Neuer BER-Flughafenchef: Worauf sich Hartmut Mehdorn einlässt

Kostenexplosion, unabsehbarer Zeitrahmen, 20 000 Baumängel – der neue BER-Chef wagt sich an ein Mammutprojekt. Welche Probleme kommen auf ihn zu?

Um sieben Uhr am Montagmorgen, so hat es BER-Aufsichtsratschef Matthias Platzeck (SPD) gesagt, beginnt der Dienst für Hartmut Mehdorn. Als neuer Geschäftsführer soll er das Chaos um den künftigen Hauptstadtflughafen auflösen. Es wird ein Mammutprojekt.

In welchem Zustand übernimmt Mehdorn den Flughafen?

Schlimmer geht’s nimmer, Baustellen sind nämlich überall. Das Terminal ist mit seiner Brandschutzanlage nicht einmal im Ansatz funktions- und genehmigungsfähig, muss teils saniert und teils umgeplant werden. Flughafen-Technikchef Horst Amann ist nach einem halben Jahr immer noch bei der Bestandsaufnahme von rund 20 000 Baumängeln. Gerade erst musste er zugeben, dass das Licht im Terminal nicht abgeschaltet werden kann. Im Sommer 2013 will Amann so weit sein, einen neuen möglichen Eröffnungstermin zu nennen – nach vier verschobenen Eröffnungen. Es kann 2015 oder 2016 werden.

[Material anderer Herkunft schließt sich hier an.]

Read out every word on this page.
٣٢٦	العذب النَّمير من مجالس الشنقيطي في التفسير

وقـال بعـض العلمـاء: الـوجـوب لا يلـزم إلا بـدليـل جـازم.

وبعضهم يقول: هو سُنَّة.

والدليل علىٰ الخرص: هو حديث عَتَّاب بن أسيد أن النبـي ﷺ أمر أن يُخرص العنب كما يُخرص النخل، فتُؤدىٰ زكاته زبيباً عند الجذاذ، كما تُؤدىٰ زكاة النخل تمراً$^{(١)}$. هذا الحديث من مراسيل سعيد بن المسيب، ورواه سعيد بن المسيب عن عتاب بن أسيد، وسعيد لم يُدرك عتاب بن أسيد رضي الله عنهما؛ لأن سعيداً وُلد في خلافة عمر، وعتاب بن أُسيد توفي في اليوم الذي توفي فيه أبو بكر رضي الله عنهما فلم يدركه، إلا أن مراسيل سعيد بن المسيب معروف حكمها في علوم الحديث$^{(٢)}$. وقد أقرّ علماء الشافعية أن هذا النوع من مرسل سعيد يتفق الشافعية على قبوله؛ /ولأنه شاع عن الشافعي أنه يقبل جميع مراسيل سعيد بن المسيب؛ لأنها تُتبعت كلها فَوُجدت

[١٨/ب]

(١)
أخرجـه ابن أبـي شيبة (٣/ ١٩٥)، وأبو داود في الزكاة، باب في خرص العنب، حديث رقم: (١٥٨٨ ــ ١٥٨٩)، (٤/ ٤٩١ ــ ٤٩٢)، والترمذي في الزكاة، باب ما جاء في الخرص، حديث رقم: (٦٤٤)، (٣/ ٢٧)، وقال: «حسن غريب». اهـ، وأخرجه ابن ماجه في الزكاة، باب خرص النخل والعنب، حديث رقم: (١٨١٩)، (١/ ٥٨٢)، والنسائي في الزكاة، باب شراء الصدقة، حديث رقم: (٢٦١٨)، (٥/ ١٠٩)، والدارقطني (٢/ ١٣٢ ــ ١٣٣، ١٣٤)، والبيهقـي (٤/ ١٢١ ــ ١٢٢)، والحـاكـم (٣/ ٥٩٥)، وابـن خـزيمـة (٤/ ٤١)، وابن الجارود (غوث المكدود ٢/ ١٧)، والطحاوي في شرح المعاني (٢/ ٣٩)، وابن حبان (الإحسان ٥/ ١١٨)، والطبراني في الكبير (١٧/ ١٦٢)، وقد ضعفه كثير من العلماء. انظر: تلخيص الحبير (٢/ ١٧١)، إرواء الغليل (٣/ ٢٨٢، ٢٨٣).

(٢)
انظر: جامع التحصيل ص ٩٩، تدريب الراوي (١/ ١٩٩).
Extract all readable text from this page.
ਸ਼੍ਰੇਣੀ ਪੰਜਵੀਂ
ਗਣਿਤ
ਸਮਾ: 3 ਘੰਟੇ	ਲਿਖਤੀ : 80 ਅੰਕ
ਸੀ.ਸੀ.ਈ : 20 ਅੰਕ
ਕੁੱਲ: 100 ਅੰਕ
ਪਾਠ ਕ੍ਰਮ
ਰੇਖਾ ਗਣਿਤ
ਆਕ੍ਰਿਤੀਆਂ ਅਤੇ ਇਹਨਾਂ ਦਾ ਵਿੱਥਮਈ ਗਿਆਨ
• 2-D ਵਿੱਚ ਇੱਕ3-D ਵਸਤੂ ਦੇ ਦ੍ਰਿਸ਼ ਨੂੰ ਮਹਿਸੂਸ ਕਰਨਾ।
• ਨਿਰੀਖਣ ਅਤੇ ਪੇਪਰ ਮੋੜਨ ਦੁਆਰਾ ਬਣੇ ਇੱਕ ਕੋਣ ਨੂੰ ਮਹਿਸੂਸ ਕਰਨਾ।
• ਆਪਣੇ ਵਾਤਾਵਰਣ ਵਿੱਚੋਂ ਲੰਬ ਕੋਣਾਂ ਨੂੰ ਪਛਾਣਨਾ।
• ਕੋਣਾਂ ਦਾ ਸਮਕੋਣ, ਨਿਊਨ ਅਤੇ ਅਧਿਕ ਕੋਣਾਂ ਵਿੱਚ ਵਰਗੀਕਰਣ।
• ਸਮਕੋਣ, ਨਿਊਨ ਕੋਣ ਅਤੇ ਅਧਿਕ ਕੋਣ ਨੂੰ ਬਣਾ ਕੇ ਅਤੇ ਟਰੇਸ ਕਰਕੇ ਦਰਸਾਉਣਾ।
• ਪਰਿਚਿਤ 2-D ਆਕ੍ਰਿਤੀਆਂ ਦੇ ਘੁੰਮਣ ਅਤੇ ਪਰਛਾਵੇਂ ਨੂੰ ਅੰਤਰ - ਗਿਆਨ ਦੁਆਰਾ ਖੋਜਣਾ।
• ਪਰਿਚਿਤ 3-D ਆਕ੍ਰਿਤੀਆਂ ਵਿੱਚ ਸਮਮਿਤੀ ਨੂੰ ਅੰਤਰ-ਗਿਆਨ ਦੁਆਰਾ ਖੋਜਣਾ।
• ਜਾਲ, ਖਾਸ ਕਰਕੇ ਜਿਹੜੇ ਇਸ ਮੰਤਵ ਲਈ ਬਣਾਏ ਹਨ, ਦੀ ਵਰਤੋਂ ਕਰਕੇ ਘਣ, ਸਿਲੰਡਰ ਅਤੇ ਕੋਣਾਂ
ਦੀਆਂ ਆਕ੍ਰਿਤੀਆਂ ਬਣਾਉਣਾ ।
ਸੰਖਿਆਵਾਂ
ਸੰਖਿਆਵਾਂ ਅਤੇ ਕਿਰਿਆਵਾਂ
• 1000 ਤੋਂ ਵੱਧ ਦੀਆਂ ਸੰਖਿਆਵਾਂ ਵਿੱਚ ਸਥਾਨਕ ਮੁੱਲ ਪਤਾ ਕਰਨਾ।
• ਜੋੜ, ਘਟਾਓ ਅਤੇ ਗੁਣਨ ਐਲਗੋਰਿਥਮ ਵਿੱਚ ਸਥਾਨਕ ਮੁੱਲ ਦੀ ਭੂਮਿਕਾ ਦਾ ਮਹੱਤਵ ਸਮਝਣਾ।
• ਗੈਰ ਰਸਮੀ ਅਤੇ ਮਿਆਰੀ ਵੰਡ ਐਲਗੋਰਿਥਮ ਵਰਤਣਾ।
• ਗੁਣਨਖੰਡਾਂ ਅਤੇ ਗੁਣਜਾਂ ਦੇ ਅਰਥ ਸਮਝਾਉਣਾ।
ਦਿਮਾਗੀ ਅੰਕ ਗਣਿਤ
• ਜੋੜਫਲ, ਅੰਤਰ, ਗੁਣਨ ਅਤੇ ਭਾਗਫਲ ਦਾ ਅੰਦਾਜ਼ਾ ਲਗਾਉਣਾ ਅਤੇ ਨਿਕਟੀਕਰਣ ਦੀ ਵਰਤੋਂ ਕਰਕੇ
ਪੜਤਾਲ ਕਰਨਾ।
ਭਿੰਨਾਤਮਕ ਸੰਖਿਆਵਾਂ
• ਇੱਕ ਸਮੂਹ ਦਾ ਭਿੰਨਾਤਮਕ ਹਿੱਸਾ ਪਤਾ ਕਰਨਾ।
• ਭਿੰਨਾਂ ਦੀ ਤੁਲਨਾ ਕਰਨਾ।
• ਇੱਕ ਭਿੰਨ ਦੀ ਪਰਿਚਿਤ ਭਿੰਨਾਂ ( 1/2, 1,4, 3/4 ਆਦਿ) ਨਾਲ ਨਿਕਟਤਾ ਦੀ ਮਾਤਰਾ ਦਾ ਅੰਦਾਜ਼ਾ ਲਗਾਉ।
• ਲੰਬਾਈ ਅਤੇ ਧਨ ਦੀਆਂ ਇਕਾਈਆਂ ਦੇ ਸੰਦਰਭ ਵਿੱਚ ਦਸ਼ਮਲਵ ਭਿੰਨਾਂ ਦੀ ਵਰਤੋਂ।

Auf der nach oben offenen BER-Skala sind die Kosten bereits auf 4,3 Milliarden Euro geklettert. Nach ersten Schätzungen wird mindestens noch eine Milliarde fällig, zumal Erweiterungen anstehen und eine Landebahn saniert werden muss. Das Betriebsklima in der Flughafengesellschaft ist gestört, gute Leute verlassen die Firma. Wegen der verschobenen BER-Eröffnungen laufen Schadenersatzprozesse gegen die Flughafengesellschaft. Flughafen und gefeuerte Architekten prozessieren gegeneinander. Das Verhältnis zwischen dem Flughafen und den Anrainern, den Kommunen und der Bevölkerung im dichtbesiedelten Gebiet ist wegen des fehlenden Lärmschutzes – kein einziges Haus ringsum hat adäquate Lärmschutzfenster – und der anhaltenden Auseinandersetzungen um das Nachtflugverbot gestört. Selbst das klassische Geschäft, nämlich der laufende Flugbetrieb, steht vor neuen Problemen. Erstmals seit Jahren droht 2013 eine „Stagnation“ bei der Passagierentwicklung der Berliner Flughäfen, was wiederum Auswirkungen auf die Erträge hat.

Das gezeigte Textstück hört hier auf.